NEW YORK (Reuters Health) - When a patient with private health insurance seeks outpatient care at the emergency room, the sicker he or she is, the more money the hospital stands to make, a new study shows.
But the opposite is true for patients with Medicaid or Medicare insurance: the sicker the patient, the less profitable he or she is to the hospital, Dr. Philip Henneman of the Tufts University School of Medicine in Boston and his colleagues report in the Annals of Emergency Medicine.
The results suggest hospitals that seek to move outpatient services off-site (for example, to stand-alone “doc-in-a-box” clinics) may wind up losing money, according to Henneman.
To investigate the profitability of patients cared for at the emergency department, but not admitted to the hospital, based on how sick they are and what type of insurance they have, Henneman and his team looked at data from 2003 to 2009, including 523,882 outpatient emergency department visits, at an urban teaching hospital.
The per-hour profit for treating privately insured patients ranged from $70 for those requiring the least care to $177 for those requiring the most care. But for patients with Medicare, the per-hour profit ranged from $44 per hour for the least-ill patients to $29 for the sickest patients.
“They found what we’ve always kind of known and accepted to be true, which is that patients with commercial insurance … are of course more profitable to hospitals than other patients, particularly Medicaid patients,” Dr. Megan Colleen McHugh, a research assistant professor at the Center for Health Care Studies at Northwestern University Feinberg School of Medicine in Chicago, told Reuters Health.
“Some patients are profitable to emergency departments, even if they’re not admitted to the hospital, and because of that we do see hospitals engaging in this recent behavior of trying to capture these individuals in areas where there are a lot of private payers,” added McHugh, who studies the financing of emergency care, but was not involved in the new study.

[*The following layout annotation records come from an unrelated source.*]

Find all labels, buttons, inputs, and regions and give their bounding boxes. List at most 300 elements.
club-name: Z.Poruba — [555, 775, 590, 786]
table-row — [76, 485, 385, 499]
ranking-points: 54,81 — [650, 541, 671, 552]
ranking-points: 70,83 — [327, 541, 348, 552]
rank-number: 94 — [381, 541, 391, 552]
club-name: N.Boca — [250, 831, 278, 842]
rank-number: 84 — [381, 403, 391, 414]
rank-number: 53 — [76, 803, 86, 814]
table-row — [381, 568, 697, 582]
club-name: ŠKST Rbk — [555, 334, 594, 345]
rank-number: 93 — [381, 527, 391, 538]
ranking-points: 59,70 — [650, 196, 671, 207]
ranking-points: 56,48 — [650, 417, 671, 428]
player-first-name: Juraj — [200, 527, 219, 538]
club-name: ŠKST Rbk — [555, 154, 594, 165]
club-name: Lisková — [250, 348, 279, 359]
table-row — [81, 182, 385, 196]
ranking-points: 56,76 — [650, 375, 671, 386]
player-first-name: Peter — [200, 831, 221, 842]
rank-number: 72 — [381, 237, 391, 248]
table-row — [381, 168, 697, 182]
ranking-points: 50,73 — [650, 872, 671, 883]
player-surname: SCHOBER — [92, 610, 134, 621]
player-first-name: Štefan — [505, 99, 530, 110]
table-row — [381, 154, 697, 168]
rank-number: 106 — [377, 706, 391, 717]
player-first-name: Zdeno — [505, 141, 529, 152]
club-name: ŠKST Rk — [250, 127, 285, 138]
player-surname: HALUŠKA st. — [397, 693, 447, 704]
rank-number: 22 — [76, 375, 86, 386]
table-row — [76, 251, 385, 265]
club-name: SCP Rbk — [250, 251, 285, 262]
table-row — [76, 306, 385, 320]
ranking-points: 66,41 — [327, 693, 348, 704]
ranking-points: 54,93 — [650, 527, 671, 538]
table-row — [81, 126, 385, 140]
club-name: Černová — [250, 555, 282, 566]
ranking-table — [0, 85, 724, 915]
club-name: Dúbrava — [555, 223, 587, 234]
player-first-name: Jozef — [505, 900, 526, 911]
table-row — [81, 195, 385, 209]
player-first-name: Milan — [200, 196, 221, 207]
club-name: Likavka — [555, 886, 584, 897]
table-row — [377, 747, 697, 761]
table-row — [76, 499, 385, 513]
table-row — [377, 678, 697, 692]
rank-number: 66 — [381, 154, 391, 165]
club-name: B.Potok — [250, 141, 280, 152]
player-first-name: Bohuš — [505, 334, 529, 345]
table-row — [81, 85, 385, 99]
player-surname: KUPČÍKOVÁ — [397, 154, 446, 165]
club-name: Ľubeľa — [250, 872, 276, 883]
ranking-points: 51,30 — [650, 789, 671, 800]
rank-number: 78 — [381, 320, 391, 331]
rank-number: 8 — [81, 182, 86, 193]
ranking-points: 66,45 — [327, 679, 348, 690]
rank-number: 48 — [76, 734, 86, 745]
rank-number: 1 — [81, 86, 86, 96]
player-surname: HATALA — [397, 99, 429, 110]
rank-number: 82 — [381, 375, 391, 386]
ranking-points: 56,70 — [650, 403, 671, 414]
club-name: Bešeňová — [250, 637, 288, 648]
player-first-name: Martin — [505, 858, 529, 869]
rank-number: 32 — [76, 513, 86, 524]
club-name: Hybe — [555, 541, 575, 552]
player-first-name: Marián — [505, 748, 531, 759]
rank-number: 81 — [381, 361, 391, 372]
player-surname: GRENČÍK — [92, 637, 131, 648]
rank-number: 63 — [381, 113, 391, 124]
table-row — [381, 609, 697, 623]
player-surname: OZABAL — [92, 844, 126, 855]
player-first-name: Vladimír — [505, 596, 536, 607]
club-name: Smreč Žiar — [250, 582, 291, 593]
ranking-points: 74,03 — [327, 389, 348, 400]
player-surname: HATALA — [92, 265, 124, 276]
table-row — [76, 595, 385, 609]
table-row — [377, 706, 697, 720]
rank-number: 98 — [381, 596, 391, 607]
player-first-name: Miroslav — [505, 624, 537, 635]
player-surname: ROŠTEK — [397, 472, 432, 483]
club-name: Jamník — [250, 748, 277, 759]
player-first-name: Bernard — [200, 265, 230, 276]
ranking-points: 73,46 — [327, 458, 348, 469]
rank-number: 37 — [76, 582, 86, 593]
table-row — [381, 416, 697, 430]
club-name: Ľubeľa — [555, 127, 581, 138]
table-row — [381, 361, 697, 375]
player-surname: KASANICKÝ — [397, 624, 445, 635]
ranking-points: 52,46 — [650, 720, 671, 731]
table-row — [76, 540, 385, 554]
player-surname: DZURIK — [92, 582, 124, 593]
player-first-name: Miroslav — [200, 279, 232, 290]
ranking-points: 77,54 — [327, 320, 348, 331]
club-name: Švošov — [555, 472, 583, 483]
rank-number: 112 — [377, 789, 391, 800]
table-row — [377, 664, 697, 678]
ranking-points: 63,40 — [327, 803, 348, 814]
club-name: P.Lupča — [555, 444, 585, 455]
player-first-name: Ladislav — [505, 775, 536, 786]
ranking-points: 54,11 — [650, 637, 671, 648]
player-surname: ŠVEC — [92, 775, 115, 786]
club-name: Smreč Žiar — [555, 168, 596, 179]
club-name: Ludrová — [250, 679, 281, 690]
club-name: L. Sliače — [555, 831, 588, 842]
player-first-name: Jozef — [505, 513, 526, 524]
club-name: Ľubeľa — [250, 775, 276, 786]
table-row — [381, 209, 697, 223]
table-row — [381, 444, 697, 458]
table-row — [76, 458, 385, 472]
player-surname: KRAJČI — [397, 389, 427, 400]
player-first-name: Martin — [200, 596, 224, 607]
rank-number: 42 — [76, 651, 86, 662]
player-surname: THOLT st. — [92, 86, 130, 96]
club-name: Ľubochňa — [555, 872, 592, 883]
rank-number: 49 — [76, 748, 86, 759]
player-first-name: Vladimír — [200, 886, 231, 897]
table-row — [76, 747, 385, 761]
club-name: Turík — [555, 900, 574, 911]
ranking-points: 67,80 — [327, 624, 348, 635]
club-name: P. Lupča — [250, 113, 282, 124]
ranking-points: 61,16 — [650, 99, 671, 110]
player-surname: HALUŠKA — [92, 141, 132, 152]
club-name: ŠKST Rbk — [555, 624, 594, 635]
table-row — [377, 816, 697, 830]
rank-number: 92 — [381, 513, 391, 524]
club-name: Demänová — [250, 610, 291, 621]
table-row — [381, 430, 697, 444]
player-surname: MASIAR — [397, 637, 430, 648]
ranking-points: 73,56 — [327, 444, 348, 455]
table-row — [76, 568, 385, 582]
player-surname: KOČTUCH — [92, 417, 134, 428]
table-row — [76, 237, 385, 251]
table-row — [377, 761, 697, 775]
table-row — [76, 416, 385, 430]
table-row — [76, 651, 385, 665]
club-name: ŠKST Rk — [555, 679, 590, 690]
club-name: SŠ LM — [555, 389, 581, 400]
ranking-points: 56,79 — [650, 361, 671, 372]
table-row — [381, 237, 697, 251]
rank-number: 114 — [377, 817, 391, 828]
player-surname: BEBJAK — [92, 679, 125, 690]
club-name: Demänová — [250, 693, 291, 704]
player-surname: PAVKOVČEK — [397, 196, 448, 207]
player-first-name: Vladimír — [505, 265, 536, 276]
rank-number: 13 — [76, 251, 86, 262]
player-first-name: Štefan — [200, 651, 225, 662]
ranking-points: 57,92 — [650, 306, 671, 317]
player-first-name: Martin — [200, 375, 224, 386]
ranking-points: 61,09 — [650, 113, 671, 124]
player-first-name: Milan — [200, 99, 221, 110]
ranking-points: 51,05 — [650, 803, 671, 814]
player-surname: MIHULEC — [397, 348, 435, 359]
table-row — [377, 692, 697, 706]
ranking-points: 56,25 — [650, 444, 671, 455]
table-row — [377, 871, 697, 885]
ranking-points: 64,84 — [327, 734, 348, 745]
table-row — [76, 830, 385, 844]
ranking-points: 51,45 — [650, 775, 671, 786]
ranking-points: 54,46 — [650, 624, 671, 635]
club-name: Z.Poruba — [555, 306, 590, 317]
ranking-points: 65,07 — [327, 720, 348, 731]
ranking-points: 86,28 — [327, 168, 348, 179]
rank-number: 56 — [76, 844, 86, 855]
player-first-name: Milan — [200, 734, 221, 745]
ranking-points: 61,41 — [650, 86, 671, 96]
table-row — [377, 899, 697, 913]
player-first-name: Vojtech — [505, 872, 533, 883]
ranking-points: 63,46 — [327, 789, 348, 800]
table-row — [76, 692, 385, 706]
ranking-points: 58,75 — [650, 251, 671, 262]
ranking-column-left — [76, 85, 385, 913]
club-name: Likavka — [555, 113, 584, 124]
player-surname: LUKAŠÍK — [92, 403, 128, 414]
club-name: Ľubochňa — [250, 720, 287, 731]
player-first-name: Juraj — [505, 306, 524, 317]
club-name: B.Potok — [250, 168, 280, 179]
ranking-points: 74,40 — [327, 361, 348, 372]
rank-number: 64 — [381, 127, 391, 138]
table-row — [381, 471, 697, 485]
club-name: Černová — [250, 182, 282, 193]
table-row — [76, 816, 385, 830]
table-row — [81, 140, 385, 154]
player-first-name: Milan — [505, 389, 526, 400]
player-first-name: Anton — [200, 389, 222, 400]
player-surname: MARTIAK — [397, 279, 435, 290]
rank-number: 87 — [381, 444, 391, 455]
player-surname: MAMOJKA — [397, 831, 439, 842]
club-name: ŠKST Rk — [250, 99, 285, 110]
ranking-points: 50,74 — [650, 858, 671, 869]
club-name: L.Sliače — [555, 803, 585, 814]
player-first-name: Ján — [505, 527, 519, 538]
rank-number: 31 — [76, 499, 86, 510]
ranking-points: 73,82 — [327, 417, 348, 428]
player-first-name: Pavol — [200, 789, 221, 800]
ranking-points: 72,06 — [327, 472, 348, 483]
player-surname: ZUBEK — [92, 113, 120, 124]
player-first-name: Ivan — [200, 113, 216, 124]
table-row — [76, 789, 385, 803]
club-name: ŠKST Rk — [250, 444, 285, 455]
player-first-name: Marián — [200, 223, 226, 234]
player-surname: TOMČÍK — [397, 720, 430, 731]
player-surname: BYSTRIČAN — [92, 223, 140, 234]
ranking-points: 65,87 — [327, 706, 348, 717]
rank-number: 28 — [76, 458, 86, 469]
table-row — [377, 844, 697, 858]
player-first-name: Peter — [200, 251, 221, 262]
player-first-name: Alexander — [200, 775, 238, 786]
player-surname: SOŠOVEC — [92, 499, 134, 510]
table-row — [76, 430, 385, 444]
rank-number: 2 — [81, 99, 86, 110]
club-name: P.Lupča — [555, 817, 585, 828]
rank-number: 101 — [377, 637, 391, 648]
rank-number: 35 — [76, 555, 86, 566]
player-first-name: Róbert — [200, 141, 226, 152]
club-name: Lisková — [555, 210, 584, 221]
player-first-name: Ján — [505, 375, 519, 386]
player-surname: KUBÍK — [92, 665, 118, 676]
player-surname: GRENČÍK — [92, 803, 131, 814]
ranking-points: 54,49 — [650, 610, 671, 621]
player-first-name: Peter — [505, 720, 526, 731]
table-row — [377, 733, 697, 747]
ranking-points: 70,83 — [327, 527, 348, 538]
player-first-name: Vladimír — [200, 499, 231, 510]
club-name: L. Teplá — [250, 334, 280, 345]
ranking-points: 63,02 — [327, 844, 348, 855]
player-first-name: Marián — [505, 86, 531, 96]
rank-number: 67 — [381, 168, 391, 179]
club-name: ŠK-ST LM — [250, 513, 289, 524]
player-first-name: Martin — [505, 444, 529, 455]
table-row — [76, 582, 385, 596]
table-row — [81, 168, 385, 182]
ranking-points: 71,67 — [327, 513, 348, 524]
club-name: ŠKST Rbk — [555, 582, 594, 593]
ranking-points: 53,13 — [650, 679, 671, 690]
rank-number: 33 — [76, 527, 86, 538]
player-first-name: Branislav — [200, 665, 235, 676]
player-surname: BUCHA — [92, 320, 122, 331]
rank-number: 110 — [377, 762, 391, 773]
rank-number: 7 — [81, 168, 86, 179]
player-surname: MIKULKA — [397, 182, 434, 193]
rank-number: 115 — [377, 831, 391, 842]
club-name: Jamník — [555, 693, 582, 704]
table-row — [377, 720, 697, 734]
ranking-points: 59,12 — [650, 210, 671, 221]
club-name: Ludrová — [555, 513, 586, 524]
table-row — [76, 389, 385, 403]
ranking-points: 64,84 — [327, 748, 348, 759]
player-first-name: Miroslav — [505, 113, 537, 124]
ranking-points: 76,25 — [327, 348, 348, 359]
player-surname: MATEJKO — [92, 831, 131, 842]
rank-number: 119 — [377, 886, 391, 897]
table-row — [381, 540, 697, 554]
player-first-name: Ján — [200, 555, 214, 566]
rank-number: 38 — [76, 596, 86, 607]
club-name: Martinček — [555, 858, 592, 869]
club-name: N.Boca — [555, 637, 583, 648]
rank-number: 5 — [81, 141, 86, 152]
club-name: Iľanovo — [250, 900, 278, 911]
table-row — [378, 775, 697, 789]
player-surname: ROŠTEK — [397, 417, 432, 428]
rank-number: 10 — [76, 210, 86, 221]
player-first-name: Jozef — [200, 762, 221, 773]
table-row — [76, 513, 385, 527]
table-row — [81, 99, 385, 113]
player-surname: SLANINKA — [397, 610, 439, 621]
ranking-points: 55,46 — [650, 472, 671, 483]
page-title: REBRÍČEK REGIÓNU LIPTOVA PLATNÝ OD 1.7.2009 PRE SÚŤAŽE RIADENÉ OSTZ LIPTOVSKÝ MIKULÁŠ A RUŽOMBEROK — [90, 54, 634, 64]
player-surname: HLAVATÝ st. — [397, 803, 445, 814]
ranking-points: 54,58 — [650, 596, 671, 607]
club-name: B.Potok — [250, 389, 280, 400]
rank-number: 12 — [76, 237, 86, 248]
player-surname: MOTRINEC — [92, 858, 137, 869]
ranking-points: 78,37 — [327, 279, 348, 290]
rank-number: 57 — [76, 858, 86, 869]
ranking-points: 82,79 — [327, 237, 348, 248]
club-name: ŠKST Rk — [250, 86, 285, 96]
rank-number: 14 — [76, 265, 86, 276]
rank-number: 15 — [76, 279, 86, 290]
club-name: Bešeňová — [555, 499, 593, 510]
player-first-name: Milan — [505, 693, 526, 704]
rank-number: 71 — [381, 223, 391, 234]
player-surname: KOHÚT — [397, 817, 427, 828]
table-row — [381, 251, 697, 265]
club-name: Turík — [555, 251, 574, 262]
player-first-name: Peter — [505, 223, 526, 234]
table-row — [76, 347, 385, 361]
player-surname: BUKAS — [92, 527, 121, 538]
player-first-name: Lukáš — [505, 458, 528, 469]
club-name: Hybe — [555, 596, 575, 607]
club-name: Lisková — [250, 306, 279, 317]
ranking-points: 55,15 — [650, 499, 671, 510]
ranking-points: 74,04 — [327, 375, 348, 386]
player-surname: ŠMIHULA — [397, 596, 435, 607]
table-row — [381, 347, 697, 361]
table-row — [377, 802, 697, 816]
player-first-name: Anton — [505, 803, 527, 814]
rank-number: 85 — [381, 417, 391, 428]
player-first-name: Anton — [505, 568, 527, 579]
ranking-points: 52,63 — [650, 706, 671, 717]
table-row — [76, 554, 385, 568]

“These are in the forms of these stand-alone emergency departments and these stand-alone care clinics, which is kind of changing the landscape of the health care system,” she said.
The fact that hospitals are making less money caring for sicker patients on Medicare “could be an indicator that policy makers or payers need to revisit how payment is structured ... but it could also be a fluke of this one institution,” McHugh said. “I wouldn’t want to put too much stake in findings from just one presumably large academic teaching hospital. I don’t know that we have enough evidence yet to recommend changes in the reimbursement system.”
Now that the Affordable Care Act has become law, McHugh noted, hospital emergency rooms will be seeing more patients with commercial insurance and more publicly insured patients.
“There’s this push, especially after the Affordable Care Act, for physician practices to develop new models of care like patient-centered medical homes, with the specific goal of reducing emergency department utilization,” she said.
Given the profitability of treating commercially insured patients who don’t require hospital admission in the emergency room, she added, hospitals “might not view the reduction in those services to be a good thing financially.”